Uma análise de todos os pacientes tratados comparou a efetividade geral do algoritmo de tratamento. Em todas as idades e em todas as classificações de atividade de G6PD, houve diferença entre os três esquemas até o dia 180. Embora as populações de cada esquema não sejam comparáveis, a efetividade geral do algoritmo excedeu 73% e tafenoquina foi pelo menos tão eficiente quanto o curso de primaquina por 7 dias. O esquema de primaquina semanal para pacientes com deficiência de G6PD também se mostrou eficiente.
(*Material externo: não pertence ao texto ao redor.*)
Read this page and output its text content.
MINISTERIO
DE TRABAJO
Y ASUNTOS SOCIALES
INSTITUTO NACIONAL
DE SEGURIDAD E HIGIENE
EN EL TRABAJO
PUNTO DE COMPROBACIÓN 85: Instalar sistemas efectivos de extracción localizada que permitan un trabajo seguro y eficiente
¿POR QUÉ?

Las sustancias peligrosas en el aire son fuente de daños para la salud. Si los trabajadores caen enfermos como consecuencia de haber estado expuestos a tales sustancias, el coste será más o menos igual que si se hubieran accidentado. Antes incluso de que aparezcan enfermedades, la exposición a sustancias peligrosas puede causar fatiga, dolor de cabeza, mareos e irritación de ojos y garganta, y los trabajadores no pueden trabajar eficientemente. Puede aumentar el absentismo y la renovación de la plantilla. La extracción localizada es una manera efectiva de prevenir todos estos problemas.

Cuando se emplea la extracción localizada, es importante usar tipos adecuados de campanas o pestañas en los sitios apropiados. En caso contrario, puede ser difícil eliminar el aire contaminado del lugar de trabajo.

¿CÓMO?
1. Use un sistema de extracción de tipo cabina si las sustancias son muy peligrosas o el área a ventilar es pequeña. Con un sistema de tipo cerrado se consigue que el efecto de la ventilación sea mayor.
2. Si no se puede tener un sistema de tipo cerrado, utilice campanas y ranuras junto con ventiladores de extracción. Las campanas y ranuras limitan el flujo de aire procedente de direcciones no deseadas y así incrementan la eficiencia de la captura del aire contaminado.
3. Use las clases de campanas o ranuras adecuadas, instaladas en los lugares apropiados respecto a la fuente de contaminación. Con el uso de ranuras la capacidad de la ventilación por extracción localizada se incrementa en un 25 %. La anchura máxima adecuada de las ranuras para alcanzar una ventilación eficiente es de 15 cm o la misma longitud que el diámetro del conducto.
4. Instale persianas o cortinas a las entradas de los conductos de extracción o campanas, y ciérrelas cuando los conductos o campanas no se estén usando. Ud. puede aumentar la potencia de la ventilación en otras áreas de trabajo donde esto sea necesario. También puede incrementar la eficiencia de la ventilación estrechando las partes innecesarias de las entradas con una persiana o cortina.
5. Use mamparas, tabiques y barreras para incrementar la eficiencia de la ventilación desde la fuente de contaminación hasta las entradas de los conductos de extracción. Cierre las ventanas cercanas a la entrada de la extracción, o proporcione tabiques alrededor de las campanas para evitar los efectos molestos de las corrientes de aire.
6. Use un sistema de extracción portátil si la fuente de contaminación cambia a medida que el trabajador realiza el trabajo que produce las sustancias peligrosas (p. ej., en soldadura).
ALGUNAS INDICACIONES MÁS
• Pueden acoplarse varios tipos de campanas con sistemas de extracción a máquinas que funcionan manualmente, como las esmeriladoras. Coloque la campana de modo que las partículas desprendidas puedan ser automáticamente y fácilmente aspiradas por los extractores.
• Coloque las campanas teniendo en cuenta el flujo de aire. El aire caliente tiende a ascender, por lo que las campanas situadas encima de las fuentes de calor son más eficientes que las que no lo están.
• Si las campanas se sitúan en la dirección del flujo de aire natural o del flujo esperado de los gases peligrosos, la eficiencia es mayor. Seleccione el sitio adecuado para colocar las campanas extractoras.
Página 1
Para o dia 90, a efetividade livre de recorrência foi de 88,6% (IC 95% = 87,3 – 90,0%) para tafenoquina, 81,8% (IC 95% = 80,5 – 83,2%) para primaquina por 7 dias e 88,3% (IC 95% = 84,6 – 92,2%) para primaquina semanal. A análise multivariada, comparando tafenoquina e primaquina por 7 dias, com ajuste para grupo de tratamento, idade, peso, raça, sexo e município, mostrou um efeito clinicamente relevante do grupo de tratamento de acordo na recorrência (HR = 0,60; IC 95% = 0,51 – 0,69; p < 0,0001).
Mensagens práticas
- Nesse estudo de vida real, o uso de tafenoquina em dose única foi mais efetivo na prevenção de recorrência de malária por P. vivax em 90 dias em comparação com um curso de 7 dias de primaquina.
- Entretanto, no dia 180, a probabilidade de recorrência foi semelhante entre indivíduos nos dois grupos de tratamento.